- In an interview with CNN, Prince Ali Seraj, head of the National Coalition for Dialogue, said the Afghans could withstand a lot of pain, night raids and collateral damage but, " murder is something that they totally abhor," and added that they will now want justice. The Afgan President of the Coalition for Dialogue with Tribes of Afghanistan also added that the killings of 16 people, including 9 children, "is impossible to forgive."
Prince Ali received his education in Afghanistan and in the United States at the University of Connecticut according to the National Coalition for Dialogue with Tribes of Afghanistan website, earning degrees in Economics and Business/Public management.
- Afghan Haji Samad, lost 11 family members and Haji Sayed lost 4 according to BBC News. The soldier, who is said to have suffered a mental breakdown before the killings, handed himself over to US military authorities. Concerns emerged over why no one witnessed the signs of this man's mental deterioration and why he left the Kabul US military base unnoticed and armed in the early hours of Sunday morning.
- This recent killing spree adds to already tender relations between the US and Afghanistan. Last month soldiers were accused of burning the Quran and a video released earlier allegedly showed US soldiers urinating on the bodies of slain Taliban members according to a report by ABC news.
- In a phone call to the Afghan president, Harmid Karzai, US president Barack Obama said, "‘This incident is tragic and shocking, and does not represent the exceptional character of our military and the respect that the United States has for the people of Afghanistan,’’ according to an Australian newspaper, The Age and The Times of India.
- In a report on the Quran burnings in Afghanistan, Aljazeera stated that in the the previous 10 years of US army occupation , "the West has promised social and political development, as well as Afghan self-determination. It has instead delivered violence and incompetent, corrupt governance. In the rush for an exit, it will leave behind a civil war." These words take on a new significance in light of yesterday's civilian killings. US Troops are scheduled to leave Afghanistan by 2014.
- Due to anticipated protests in the area, the US Government has advised against travel to Afghanistan, the US Government's Travel Warning webpage had not been updated to include Afghanistan as of 8:48am, March 12, 2012, Syria still topped the list.

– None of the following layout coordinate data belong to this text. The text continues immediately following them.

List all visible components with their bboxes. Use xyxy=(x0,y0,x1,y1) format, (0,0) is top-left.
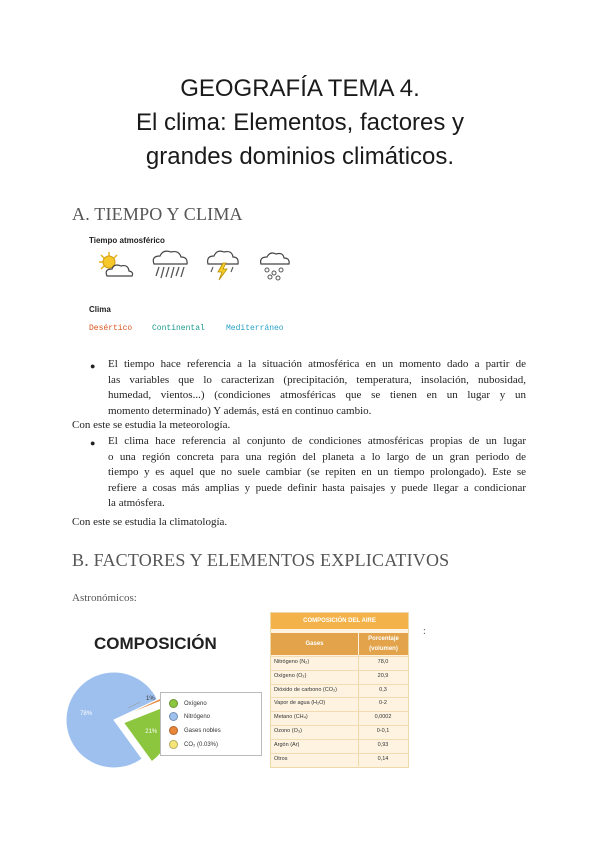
clima-continental: Continental xyxy=(152,324,205,333)
air-pct-cell: 0,3 xyxy=(379,686,387,693)
air-col-gases: Gases xyxy=(271,633,358,655)
rain-cloud-icon xyxy=(150,248,192,282)
clima-label: Clima xyxy=(89,305,111,314)
legend-swatch xyxy=(169,699,178,708)
legend-label: Gases nobles xyxy=(184,728,221,735)
air-table-row xyxy=(271,656,408,668)
page-title xyxy=(0,72,600,174)
clima-line: refiere a cosas más amplias y puede definir hasta paisajes y puede llegar a condicionar xyxy=(108,481,526,494)
legend-swatch xyxy=(169,740,178,749)
pie-slice-label: 21% xyxy=(145,728,158,735)
air-table-row xyxy=(271,725,408,737)
air-pct-cell: 0,0002 xyxy=(374,714,392,721)
air-pct-cell: 0-0,1 xyxy=(376,728,390,734)
air-table-row xyxy=(271,670,408,682)
title-line-1: GEOGRAFÍA TEMA 4. xyxy=(180,75,420,102)
air-pct-cell: 0,93 xyxy=(377,741,389,748)
tiempo-line: El tiempo hace referencia a la situación atmosférica en un momento dado a partir de xyxy=(108,358,526,370)
legend-swatch xyxy=(169,712,178,721)
legend-label: Nitrógeno xyxy=(184,714,211,721)
air-table-title: COMPOSICIÓN DEL AIRE xyxy=(271,613,408,629)
title-line-2: El clima: Elementos, factores y xyxy=(135,109,465,136)
clima-line: El clima hace referencia al conjunto de condiciones atmosféricas propias de un lugar xyxy=(108,435,526,447)
air-gas-cell: Oxígeno (O₂) xyxy=(274,672,307,679)
air-col-pct: Porcentaje (volumen) xyxy=(359,633,408,655)
clima-line: la atmósfera. xyxy=(108,497,165,509)
storm-cloud-icon xyxy=(205,248,243,282)
pie-outside-label: 1% xyxy=(146,696,155,702)
air-gas-cell: Vapor de agua (H₂O) xyxy=(274,700,326,707)
air-gas-cell: Dióxido de carbono (CO₂) xyxy=(274,686,337,693)
bullet-dot: ● xyxy=(90,361,96,371)
weather-label: Tiempo atmosférico xyxy=(89,236,165,245)
section-b-heading: B. FACTORES Y ELEMENTOS EXPLICATIVOS xyxy=(72,550,450,570)
section-a-heading: A. TIEMPO Y CLIMA xyxy=(72,204,243,224)
sun-cloud-icon xyxy=(95,250,135,280)
tiempo-line: humedad, vientos...) (condiciones atmosféricas que se tienen en un lugar y un xyxy=(108,389,526,401)
air-gas-cell: Ozono (O₃) xyxy=(274,728,302,734)
legend-nitrogeno xyxy=(169,712,210,721)
air-table-row xyxy=(271,697,408,709)
pie-legend xyxy=(160,692,262,756)
pie-slice-label: 78% xyxy=(80,710,93,717)
bullet-dot: ● xyxy=(90,438,96,448)
legend-oxigeno xyxy=(169,699,207,708)
air-composition-table xyxy=(270,612,409,768)
meteorologia-text: Con este se estudia la meteorología. xyxy=(72,419,231,431)
clima-line: tiempo y es aquel que no suele cambiar (se repiten en un tiempo prolongado). Este se xyxy=(108,466,526,478)
astronomicos-label: Astronómicos: xyxy=(72,592,137,604)
legend-swatch xyxy=(169,726,178,735)
clima-paragraph xyxy=(108,434,526,512)
air-pct-cell: 20,9 xyxy=(377,672,389,679)
tiempo-line: momento determinado) Y además, está en continuo cambio. xyxy=(108,404,372,417)
legend-label: CO₂ (0.03%) xyxy=(184,742,219,749)
air-gas-cell: Nitrógeno (N₂) xyxy=(274,659,310,665)
climatologia-text: Con este se estudia la climatología. xyxy=(72,516,228,528)
air-table-row xyxy=(271,684,408,696)
clima-desertico: Desértico xyxy=(89,324,133,333)
title-line-3: grandes dominios climáticos. xyxy=(145,143,455,170)
air-pct-cell: 78,0 xyxy=(377,659,389,665)
legend-label: Oxígeno xyxy=(184,701,207,708)
air-table-row xyxy=(271,753,408,765)
legend-co2 xyxy=(169,740,218,749)
clima-line: o una región concreta para una región del planeta a lo largo de un gran periodo de xyxy=(108,450,526,463)
air-table-row xyxy=(271,711,408,723)
air-pct-cell: 0,14 xyxy=(377,755,389,762)
pie-title: COMPOSICIÓN xyxy=(94,634,217,653)
stray-colon: : xyxy=(423,626,426,637)
snow-cloud-icon xyxy=(258,250,292,282)
composition-pie-card xyxy=(38,620,264,778)
air-gas-cell: Otros xyxy=(274,755,288,762)
tiempo-line: las variables que lo caracterizan (precipitación, temperatura, insolación, nubosidad, xyxy=(108,373,526,386)
air-pct-cell: 0-2 xyxy=(379,700,387,707)
air-table-row xyxy=(271,739,408,751)
air-gas-cell: Metano (CH₄) xyxy=(274,714,308,721)
clima-mediterraneo: Mediterráneo xyxy=(226,324,284,333)
air-gas-cell: Argón (Ar) xyxy=(274,741,300,748)
tiempo-paragraph xyxy=(108,357,526,419)
legend-gases-nobles xyxy=(169,726,221,735)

- The British Foreign and Commonwealth Office has advised against travel to Afghanistan, stating "we advise against all travel to specific regions of Afghanistan and against all but essential travel to other specific regions of Afghanistan."
- The Australian government's Smart Traveler website has advised against travel to Afghanistan since 22 February 2012.
- The Canadian government issued similar warnings for its citizens.